Par un jugement n° 1906241 du 1er avril 2021, le tribunal administratif de Montreuil a déchargé la société des impositions en litige à l'exception des rappels d'imposition relatifs à l'application du dispositif dit du " rabot " fiscal des intérêts versés aux clients agriculteurs et des intérêts différés au titre du dispositif de sous-capitalisation déduits du résultat d'ensemble.

Procédure devant la Cour :

I- Par une requête n° 21PA03000 et un mémoire en réplique, enregistrés les 3 juin 2021 et 21 juin 2022, la SA Etablissement J. Soufflet, représentée par Me Daniel-Mayeur, avocat, demande à la Cour :

1°) à titre principal, d'infirmer le jugement du tribunal administratif de Montreuil en tant qu'il a rejeté ses demandes de dégrèvement intégral des impositions mises à sa charge en raison de la non prise en compte par la société, pour les besoins de la règle dite du " rabot fiscal ", des intérêts de retard payés par sa filiale intégrée la société par actions simplifiée (SAS) Soufflet Agriculture à ses partenaires commerciaux en application de conventions de compensation conclues entre les parties ;

2°) de prononcer la décharge de l'intégralité des impositions mises à sa charge à raison du seul chef de redressement des intérêts de retard ;

3°) à titre subsidiaire, d'enjoindre au service de prendre en compte les intérêts payés par les agriculteurs à la SAS Soufflet Agriculture afin de déterminer les conséquences financières pour la société du chef de redressement intérêts de retard au titre des exercices clos de 2013 à 2016 ;

4°) de mettre à la charge de l'Etat la somme de 4 000 euros en application de l'article

L. 761-1 du code de justice administrative ;

Elle soutient que :

- les intérêts payés aux agriculteurs par la SAS Soufflet Agriculture, qui sont dus à raison de factures non réglées à échéance, ne viennent pas rémunérer des sommes laissées ou mises à disposition de l'entreprise au sens des dispositions du III de l'article 212 bis du code général des impôts, le dispositif dit de " rabot " fiscal n'étant par suite pas applicable en l'espèce ;

- les créances sont nées de la vente par les clients agriculteurs à la SAS Soufflet Agriculture de leur production agricole, la société pouvant choisir de régler ces ventes à échéance ; le compte ouvert pour chaque agriculteur ne peut être assimilé à un compte courant d'associé ;

- les créances inscrites en compte de compensation et non éteintes à leur échéance conservent leur nature commerciale, les intérêts versés n'étant pas de nature financière ;

- les intérêts versés constituent des pénalités de retard exclus du dispositif du rabot fiscal et la circonstance que les taux d'intérêt ne soient pas mentionnés sur les factures conformément à l'article L. 441-3 du code du commerce n'est pas dirimante ;

- les taux différenciés fixés par les conventions relèvent de la liberté contractuelle.

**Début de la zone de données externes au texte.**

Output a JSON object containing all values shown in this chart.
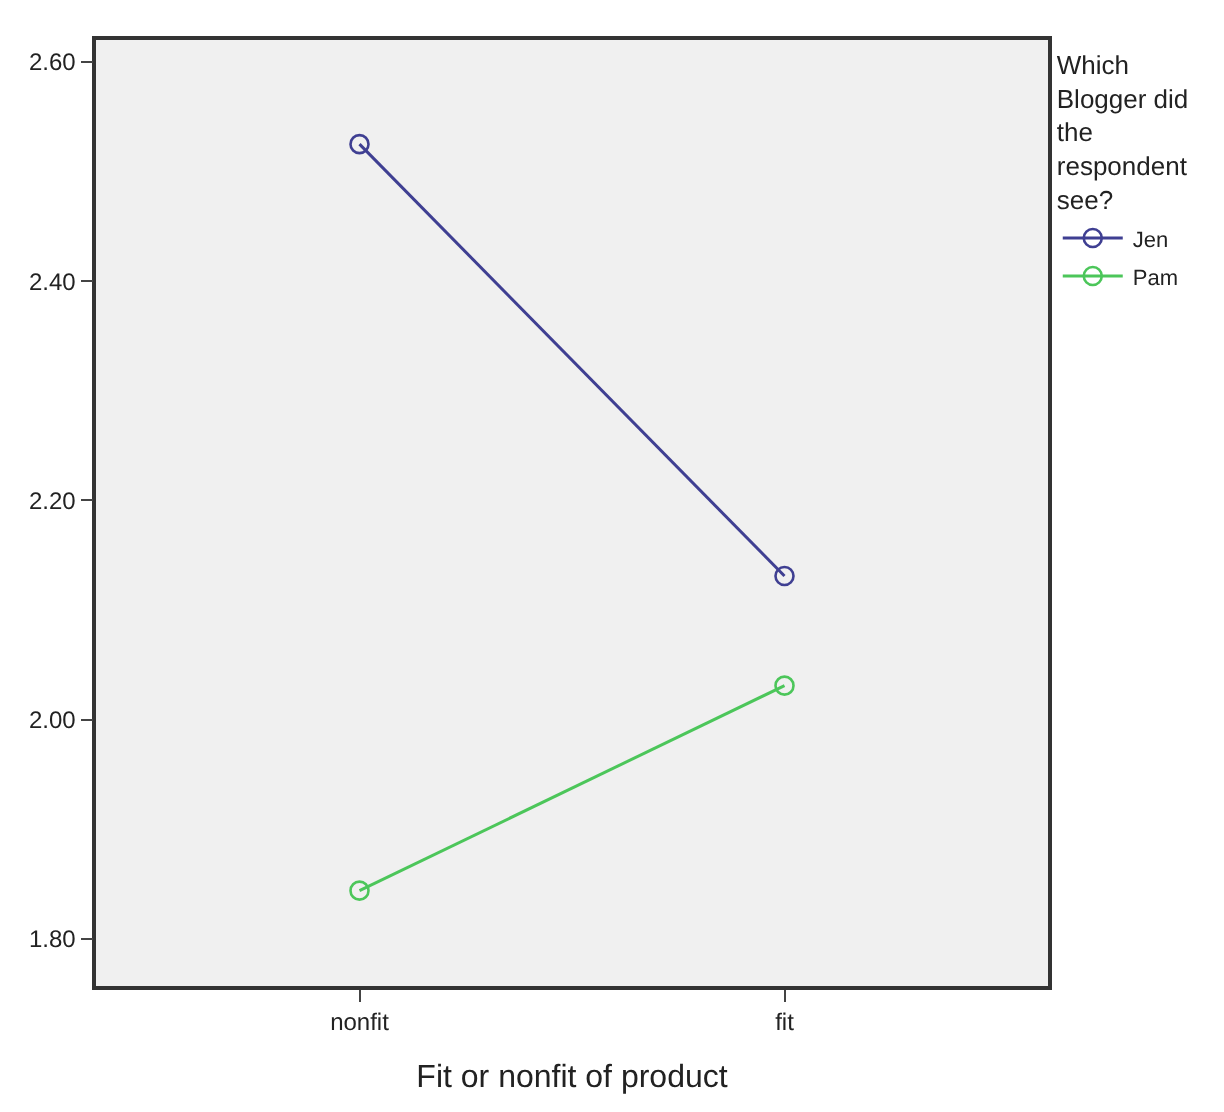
{
  "chart_data": {
    "type": "line",
    "xlabel": "Fit or nonfit of product",
    "legend_title": "Which Blogger did the respondent see?",
    "categories": [
      "nonfit",
      "fit"
    ],
    "series": [
      {
        "name": "Jen",
        "color": "#3f3f92",
        "values": [
          2.525,
          2.131
        ]
      },
      {
        "name": "Pam",
        "color": "#4cc65a",
        "values": [
          1.844,
          2.031
        ]
      }
    ],
    "ylim": [
      1.757,
      2.62
    ],
    "yticks": [
      {
        "value": 1.8,
        "label": "1.80"
      },
      {
        "value": 2.0,
        "label": "2.00"
      },
      {
        "value": 2.2,
        "label": "2.20"
      },
      {
        "value": 2.4,
        "label": "2.40"
      },
      {
        "value": 2.6,
        "label": "2.60"
      }
    ],
    "grid": false,
    "legend": "top right",
    "marker": "circle",
    "line_style": "solid"
  }
}
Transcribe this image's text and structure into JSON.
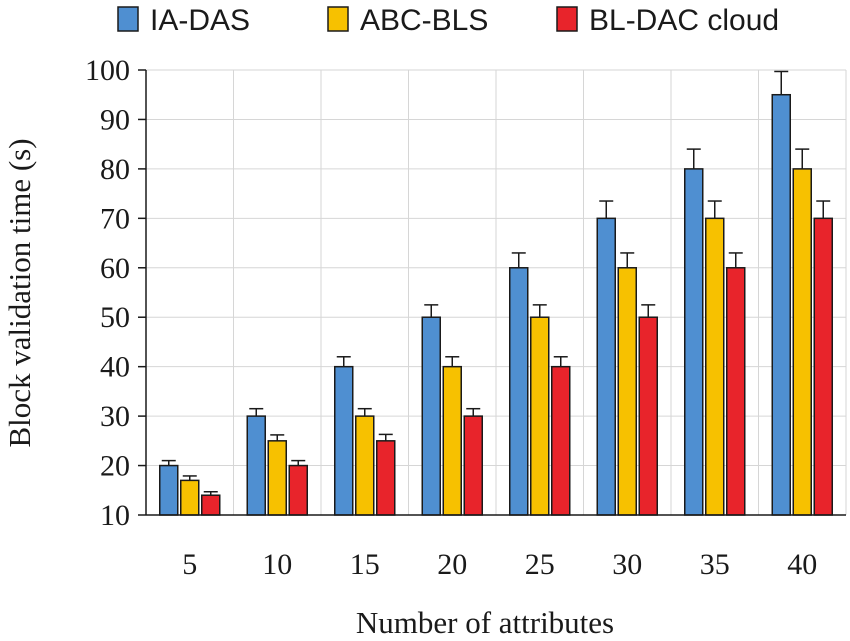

Par des mémoires en défense, enregistrés les 20 octobre 2021 et 8 août 2022, le ministre de l'économie, des finances et de la souveraineté industrielle et numérique conclut au rejet de la requête.

Il fait valoir que les moyens soulevés par la SA Etablissement J. Soufflet ne sont pas fondés.

II- Par une requête n° 21PA04456 et un mémoire en réplique enregistrés les 3 août 2021 et 13 décembre 2021, le ministre de l'économie, des finances et de la relance demande à la Cour :

1°) d'annuler le jugement n° 1906241 du tribunal administratif de Montreuil du 1er avril 2021 ;

2°) de remettre à la charge de la SA Etablissement J. Soufflet les suppléments d'impôts sur les sociétés et de contributions sociales et exceptionnelles assises sur cet impôt au titre de l'exercice clos en 2014 dont la décharge a été prononcée par le Tribunal.

Il soutient que :

- les premiers juges ont commis une erreur de droit dans l'application de l'article 216 du code général des impôts ;

- les gains et pertes de change, déterminés à la clôture de l'exercice, affectent les produits nets de participation ouvrant droit au régime des sociétés mères en application de l'article 216 du code général des impôts ; la notion de " produits nets des participations " est une notion purement fiscale distincte de la notion comptable de créance ; dès lors que les dividendes en cause bénéficient de l'exonération au titre du régime des sociétés mères, la détermination de la quote-part pour frais et charges, qui constitue une restriction au droit à déduction des charges afférentes aux dividendes, doit tenir compte du montant du dividende perçu à la clôture de l'exercice ; il n'en résulte aucune méconnaissance de la directive 2011/96/UE du 30 novembre 2011 relative au régime commun applicable aux sociétés mères d'Etats membres différents.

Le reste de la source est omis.